Overall length of the CETME Model 58 was approximately 40 inches with the system relying on a 17.7 inch barrel. Weight was in the vicinity of 9lbs. The listed rate-of-fire was 550 to 650 rounds per minute with a muzzle velocity nearing 2,580 feet per second.
On notable change to the CETME Model 58 line occurred in 1974 when the Spanish Army officially made a move to the full-power 7.62x51mm NATO standard cartridge. This decision forced the CETME Model 58 to be internally reworked to accept the more powerful round.

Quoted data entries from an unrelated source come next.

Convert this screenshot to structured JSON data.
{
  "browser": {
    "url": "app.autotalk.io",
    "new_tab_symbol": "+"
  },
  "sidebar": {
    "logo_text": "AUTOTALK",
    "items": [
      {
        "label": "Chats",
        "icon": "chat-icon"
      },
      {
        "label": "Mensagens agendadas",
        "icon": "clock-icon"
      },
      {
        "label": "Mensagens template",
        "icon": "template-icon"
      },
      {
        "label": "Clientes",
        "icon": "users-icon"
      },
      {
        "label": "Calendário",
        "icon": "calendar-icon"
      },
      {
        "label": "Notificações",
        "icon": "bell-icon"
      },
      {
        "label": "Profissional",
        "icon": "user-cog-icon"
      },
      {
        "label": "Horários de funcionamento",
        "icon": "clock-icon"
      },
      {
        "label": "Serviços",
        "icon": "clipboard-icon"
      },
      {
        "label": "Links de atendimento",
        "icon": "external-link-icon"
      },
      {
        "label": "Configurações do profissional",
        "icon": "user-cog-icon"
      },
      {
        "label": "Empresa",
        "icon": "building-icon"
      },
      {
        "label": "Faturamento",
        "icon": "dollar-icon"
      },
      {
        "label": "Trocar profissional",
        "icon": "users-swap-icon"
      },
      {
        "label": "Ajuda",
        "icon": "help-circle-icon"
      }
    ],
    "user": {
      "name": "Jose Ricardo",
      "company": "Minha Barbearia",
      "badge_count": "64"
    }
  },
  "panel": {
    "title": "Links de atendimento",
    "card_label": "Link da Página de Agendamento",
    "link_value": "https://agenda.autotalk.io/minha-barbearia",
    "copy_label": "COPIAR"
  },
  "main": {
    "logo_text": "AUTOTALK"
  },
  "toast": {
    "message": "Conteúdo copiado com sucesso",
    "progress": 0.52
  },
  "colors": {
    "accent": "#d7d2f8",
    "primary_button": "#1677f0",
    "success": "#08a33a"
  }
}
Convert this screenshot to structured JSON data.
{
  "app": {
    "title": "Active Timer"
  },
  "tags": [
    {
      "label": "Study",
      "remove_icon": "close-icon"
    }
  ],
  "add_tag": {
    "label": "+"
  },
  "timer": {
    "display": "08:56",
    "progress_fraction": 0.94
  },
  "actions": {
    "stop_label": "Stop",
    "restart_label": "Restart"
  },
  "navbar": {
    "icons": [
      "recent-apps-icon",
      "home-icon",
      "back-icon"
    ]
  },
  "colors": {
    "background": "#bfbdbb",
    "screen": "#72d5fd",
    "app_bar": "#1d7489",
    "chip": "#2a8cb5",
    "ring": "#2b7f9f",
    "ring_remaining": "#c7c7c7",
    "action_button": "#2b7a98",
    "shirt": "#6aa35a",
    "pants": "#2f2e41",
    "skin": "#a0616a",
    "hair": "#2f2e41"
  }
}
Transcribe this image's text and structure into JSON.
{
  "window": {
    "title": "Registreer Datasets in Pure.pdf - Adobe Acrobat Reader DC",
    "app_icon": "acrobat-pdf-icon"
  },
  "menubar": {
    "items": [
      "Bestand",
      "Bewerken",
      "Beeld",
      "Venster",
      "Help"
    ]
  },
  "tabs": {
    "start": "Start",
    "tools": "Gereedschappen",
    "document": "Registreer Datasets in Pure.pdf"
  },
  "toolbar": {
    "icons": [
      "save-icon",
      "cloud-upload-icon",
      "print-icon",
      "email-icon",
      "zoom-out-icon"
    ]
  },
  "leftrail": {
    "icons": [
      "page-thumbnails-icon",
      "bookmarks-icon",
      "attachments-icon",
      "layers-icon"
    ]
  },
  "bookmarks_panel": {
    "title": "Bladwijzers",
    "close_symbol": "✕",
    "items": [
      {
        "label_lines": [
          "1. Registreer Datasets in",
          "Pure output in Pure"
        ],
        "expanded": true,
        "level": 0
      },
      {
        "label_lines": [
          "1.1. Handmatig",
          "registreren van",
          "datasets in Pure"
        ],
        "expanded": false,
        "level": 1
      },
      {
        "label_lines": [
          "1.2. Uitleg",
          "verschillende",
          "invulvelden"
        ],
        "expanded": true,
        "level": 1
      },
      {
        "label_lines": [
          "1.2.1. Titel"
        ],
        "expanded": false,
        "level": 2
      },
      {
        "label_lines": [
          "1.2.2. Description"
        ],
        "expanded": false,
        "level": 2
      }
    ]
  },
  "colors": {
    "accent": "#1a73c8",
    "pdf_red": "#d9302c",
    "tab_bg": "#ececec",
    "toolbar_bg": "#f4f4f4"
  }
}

Marking this change, the revised rifle forms were designated CETME "Model C". The CETME Model C was then delivered in a 5.56x45mm form as the "Model L" which, in turn, served as the origination of the carbine "Model LC" - both variants appearing in 1988. Still another, even more compact form with many protrusions stripped, was issued to vehicle crews for firing from within their confined spaces.
Manufacturing Centro de Estudios Tecnicos de Materiales Especiales (CETME) - Spain
Modelo A - Prototype Form
Modelo A1 - Revised Prototype Form
Modelo 58 - Base Series Designation; chambered for a reduced-charge 7.62mm CETME cartridge.
Modelo B - Main Production Designation
Modelo C - Revised form chambered for the full-powered 7.62x51mm NATO cartridge; appearing in 1974; lighter overall weight.
Modelo E - Proposed revised CETME Modelo C with plastic furniture; weaknesses in modifications led to this conversion being dropped.
Modelo L - Chambered for the 5.56x45mm NATO cartridge; appearing in 1988.
Modelo LC - Carbine form of the Model L; appearing in 1988.
C2 - Compact submachine gun in the mold of the Sterling SMG series.